But now after I have everything installed and configured I think I have made a mistake by having everything on /. I would prefer to limit / to ~50GB and make a third raid 6 array /dev/md2 from the fourth partition of each disk by shrinking /dev/md1 using mdadm. I have googled a few times but I can not find any real example of how this is done. I assume that mdadm in this config will not reduce the partition size when I shrink the array. is this correct? Then how do I calculate the exact partition size to enter into fdisk? 

Am I wasting my time with trying to shrink the array this way and instead should I just copy / to a new disk and just delete the /dev/md1 and recreate and copy everything back??

----------

## drescherjm

I believe I am going to try the second method of copying a / to a different disk. Time to get out that livecd...

----------

## drescherjm

I ended up trying both methods (made two backups of my data one with cp the other with partimage) and because I did not know that the size param in mdadm --grow is in blocks I really messed up things so I ended up deleting the raid array completly and creating the new raid6 arrays and then copying the data back with cp. A word of warning if you are going to reduce the size of a partition and use partimage reduce first as partimage will not let you put a 1.2TB reiserfs filesystem with only 4.5GB used onto a 40GB partition! 

BTW, If anyone actually wants to do this in the future I believe I now know the correct steps to do this via the madam --grow comamnd, fdisk and resize_reiserfs. 

Here goes:

WARNING, I can not gaurantee that you will not loose any data if you follow these steps.

Step 1: Use resize_reiserfs to trim your reiserfs filesystem to a size that you know will be smaller size of the new array. You can always run resize again with no params and reiserfs will make the filesystem the size of the raid array.

# resize_reiserfs -s 10G /dev/md1

Step 2: Use fdisk to reduce the the size of the partition in question on the first disk and also while your at it create a partition for the next arrray.
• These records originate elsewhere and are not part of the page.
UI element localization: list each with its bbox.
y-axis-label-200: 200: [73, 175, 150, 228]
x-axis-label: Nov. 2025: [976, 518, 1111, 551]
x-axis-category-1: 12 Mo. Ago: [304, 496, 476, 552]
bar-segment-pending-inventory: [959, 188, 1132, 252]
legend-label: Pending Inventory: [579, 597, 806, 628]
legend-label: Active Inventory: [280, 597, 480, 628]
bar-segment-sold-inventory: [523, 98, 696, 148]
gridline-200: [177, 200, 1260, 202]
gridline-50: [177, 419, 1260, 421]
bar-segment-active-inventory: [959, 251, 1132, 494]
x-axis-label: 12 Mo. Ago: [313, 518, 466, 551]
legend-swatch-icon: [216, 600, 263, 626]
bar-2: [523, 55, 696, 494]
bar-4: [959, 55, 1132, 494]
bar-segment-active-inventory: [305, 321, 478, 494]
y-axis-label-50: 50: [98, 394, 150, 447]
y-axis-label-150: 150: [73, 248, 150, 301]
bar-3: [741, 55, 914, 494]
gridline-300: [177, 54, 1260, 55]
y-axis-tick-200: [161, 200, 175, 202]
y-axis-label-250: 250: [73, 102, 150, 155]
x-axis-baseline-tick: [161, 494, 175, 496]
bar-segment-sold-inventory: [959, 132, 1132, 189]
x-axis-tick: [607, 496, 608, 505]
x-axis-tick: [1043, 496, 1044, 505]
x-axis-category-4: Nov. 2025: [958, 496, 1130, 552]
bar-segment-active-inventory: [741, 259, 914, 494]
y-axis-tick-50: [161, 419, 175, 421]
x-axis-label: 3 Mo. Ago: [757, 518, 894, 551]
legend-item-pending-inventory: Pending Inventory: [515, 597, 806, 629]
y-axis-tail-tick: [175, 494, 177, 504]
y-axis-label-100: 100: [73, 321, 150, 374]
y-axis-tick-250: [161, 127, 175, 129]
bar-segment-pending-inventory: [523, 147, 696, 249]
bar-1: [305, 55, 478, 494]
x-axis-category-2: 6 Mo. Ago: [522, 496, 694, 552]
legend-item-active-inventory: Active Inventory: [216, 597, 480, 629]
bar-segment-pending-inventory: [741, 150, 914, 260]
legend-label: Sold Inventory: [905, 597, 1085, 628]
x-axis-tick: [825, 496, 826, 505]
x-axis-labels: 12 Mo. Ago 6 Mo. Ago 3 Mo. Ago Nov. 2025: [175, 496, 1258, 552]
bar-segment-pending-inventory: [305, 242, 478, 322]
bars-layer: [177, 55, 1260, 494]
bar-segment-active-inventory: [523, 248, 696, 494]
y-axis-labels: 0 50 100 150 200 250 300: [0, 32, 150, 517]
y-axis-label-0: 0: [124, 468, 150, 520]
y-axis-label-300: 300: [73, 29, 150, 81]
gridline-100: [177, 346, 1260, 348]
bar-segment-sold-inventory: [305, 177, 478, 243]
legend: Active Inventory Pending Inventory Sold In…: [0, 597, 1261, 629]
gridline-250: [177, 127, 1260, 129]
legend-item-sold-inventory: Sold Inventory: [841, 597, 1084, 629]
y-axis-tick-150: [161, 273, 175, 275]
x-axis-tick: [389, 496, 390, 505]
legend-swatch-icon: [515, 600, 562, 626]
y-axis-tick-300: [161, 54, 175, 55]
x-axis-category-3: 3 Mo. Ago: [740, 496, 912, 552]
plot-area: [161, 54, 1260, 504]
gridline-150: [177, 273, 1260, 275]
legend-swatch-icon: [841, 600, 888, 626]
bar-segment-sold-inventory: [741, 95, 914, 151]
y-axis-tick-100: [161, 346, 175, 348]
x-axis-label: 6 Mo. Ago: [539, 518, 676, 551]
Record the size of the partition yor resized in number of blocks (save this for step 5).

Step 3: Duplicate the partition table on all array members:

Use sfdisk -d /dev/<first_disk> | sfdisk /dev/<next_disk> 

Warning this assumes you have/want an identical partition table on all disks. 

Step 4: Repeate step 3 for all remaining disks...

Step 5: Use the number of blocks you saved from step 2 to resize the array

# mdadm -G /dev/md1 --size=<block_count>

Step 6: Run resize_reiserfs again to reize the filesystem to the size of the array (this time no size param is needed)

# resize_reiserfs /dev/md1

Step 7:

Create the array /dev/md2. If you are at this point you should have done this a few times before but here is what I did:

# mdadm -C /dev/md2 -l6 --chunk=256 -n6 /dev/sd[abcdef]4

----------